China imprisons Wuhan journalist who reported first coronavirus outbreak

Zhang Zhan will spend four years in a Chinese jail for reporting on the pandemic

Oli Dugmore

Zhang Zhan will spend four years in a Chinese jail.

Chinese citizen journalist Zhang Zhan has been found guilty of “picking quarrels and provoking trouble” and will serve four years in prison.

Her only crime is reporting on the coronavirus outbreak in the city of Wuhan.

37-year-old Zhang is the first person known to have been tried for revealing the bleak picture in the central Chinese city – contradicting the country’s official narrative about the impact of the pandemic.

She has been on hunger strike since June and is reportedly being fed through a nasal tube. It’s understood Zhang has also been tortured during her detention, with her legs shackled and hands bound 24 hours a day for three months.

China does not have a free press and has punitively clamped down on any who are deemed to have undermined the state and its response.

Ren Quanniu, one of her lawyers, told news agency AFP: “Zhang Zhan looked devastated when the sentence was announced.”

“We will probably appeal,” he added.

A spokesperson for Amnesty International said: “There are grave fears for Zhang Zhan’s health. She is being forcibly fed by officials since starting a hunger strike in June. She has also been tortured in detention, with her legs shackled and her hands bound 24 hours a day for more than three months.

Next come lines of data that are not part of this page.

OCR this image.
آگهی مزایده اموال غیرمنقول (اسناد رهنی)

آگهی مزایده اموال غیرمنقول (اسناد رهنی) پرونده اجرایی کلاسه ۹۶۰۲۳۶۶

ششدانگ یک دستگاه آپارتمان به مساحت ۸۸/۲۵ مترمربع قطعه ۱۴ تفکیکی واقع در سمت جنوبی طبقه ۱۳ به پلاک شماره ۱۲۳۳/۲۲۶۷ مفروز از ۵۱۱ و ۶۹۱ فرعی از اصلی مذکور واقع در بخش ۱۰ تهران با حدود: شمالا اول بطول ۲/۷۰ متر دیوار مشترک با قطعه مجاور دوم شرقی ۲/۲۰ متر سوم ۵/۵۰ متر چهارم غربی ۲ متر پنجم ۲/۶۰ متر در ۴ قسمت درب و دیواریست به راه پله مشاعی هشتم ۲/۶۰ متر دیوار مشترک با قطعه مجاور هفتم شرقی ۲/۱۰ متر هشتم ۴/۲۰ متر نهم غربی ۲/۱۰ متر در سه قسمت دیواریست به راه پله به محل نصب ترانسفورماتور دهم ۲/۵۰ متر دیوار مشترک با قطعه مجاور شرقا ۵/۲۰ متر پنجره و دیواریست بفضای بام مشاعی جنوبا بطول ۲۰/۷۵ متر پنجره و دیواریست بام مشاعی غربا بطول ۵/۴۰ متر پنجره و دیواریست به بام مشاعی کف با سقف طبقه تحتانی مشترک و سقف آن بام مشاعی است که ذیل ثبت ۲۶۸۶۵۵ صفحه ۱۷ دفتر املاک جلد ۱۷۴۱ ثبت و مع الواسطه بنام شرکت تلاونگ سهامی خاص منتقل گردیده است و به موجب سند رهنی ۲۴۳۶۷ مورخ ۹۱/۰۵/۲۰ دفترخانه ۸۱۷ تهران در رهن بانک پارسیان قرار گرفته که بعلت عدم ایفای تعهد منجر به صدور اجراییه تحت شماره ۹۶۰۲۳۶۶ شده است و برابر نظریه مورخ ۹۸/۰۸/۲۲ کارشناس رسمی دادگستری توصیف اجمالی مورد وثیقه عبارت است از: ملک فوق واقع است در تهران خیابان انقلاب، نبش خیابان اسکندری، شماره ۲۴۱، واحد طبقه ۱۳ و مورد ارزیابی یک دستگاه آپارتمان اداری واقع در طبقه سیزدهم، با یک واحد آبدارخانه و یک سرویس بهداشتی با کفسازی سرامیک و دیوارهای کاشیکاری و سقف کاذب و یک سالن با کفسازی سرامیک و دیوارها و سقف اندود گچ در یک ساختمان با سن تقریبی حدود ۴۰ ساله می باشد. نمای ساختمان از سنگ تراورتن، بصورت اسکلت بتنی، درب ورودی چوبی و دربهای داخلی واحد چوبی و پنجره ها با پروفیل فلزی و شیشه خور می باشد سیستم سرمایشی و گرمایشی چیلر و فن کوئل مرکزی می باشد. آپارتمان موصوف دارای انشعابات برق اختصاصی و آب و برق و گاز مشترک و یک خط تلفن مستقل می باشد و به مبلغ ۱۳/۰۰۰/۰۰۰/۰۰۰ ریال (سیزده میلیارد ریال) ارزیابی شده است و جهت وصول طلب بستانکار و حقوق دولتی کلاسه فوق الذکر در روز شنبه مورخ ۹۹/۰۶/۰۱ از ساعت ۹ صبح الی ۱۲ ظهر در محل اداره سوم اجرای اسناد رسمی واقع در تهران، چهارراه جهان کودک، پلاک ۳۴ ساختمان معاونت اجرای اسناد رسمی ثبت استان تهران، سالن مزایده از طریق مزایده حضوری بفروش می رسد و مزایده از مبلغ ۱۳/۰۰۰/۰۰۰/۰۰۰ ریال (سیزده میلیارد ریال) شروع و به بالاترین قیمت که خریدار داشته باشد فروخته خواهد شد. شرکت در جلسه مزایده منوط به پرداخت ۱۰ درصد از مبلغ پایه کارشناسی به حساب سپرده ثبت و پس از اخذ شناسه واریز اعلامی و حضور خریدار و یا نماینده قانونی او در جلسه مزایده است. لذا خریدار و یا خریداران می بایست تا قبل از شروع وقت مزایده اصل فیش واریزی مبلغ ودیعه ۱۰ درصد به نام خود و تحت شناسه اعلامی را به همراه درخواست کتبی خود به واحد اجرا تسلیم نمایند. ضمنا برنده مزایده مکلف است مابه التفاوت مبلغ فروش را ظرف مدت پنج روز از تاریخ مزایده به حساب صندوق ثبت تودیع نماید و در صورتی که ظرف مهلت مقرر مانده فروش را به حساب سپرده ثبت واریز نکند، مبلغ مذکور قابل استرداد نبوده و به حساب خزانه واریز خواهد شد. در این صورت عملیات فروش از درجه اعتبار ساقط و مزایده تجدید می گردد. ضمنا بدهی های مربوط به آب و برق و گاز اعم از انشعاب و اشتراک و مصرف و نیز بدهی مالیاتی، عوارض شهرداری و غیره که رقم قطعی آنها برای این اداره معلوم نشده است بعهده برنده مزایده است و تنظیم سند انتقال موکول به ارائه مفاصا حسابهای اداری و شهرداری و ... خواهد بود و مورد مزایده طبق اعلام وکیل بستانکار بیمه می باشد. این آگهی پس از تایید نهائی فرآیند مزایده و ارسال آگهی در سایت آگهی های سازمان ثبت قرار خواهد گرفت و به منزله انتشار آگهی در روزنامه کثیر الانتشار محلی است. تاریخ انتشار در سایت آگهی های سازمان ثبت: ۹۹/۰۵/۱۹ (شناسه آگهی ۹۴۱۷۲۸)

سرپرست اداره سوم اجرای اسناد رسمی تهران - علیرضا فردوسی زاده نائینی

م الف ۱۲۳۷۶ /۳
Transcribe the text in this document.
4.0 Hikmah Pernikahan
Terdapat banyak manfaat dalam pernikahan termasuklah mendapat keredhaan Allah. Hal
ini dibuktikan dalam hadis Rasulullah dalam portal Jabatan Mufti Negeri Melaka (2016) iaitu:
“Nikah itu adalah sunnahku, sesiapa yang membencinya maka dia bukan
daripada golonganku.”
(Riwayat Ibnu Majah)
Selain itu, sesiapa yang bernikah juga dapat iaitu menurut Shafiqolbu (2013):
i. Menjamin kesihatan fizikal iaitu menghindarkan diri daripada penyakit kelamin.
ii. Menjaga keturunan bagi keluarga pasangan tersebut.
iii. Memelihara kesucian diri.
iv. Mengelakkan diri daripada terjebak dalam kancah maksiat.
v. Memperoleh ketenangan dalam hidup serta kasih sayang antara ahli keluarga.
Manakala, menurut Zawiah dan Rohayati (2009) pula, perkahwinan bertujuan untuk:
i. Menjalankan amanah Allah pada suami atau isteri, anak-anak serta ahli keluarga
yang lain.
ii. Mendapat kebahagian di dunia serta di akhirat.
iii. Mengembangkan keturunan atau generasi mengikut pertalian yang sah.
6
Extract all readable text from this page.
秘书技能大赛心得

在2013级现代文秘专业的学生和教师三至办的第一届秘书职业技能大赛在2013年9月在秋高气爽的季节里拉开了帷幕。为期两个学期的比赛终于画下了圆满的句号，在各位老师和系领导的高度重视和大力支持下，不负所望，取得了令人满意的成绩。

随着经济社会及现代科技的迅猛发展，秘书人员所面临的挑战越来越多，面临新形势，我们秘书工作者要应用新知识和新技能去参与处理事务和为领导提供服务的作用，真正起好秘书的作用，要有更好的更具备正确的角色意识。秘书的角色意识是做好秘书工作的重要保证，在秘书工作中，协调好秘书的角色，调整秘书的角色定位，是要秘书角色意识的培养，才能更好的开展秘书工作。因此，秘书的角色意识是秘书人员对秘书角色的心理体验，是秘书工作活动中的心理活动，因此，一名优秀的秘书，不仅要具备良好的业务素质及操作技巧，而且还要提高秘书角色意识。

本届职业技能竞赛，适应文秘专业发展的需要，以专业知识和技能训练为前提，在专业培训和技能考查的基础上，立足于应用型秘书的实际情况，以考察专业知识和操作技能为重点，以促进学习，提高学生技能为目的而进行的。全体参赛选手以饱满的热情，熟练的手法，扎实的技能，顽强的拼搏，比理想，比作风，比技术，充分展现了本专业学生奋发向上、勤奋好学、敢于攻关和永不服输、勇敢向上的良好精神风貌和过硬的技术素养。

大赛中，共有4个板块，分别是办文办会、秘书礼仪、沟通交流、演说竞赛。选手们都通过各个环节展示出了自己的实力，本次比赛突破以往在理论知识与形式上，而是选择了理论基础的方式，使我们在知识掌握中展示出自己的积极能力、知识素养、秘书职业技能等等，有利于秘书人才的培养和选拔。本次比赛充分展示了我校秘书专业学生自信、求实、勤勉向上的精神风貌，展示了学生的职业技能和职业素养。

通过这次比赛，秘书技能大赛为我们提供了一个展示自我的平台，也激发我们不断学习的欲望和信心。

“Unless China can produce sufficient credible and admissible evidence that Zhang Zhan has committed an internationally recognised offence, she should be released.”

“Citizen journalists like Zhang Zhan were the primary, if not only, source of uncensored first-hand information during the early days of COVID-19. China must stop persecuting journalists and other individuals merely for reporting the truth.”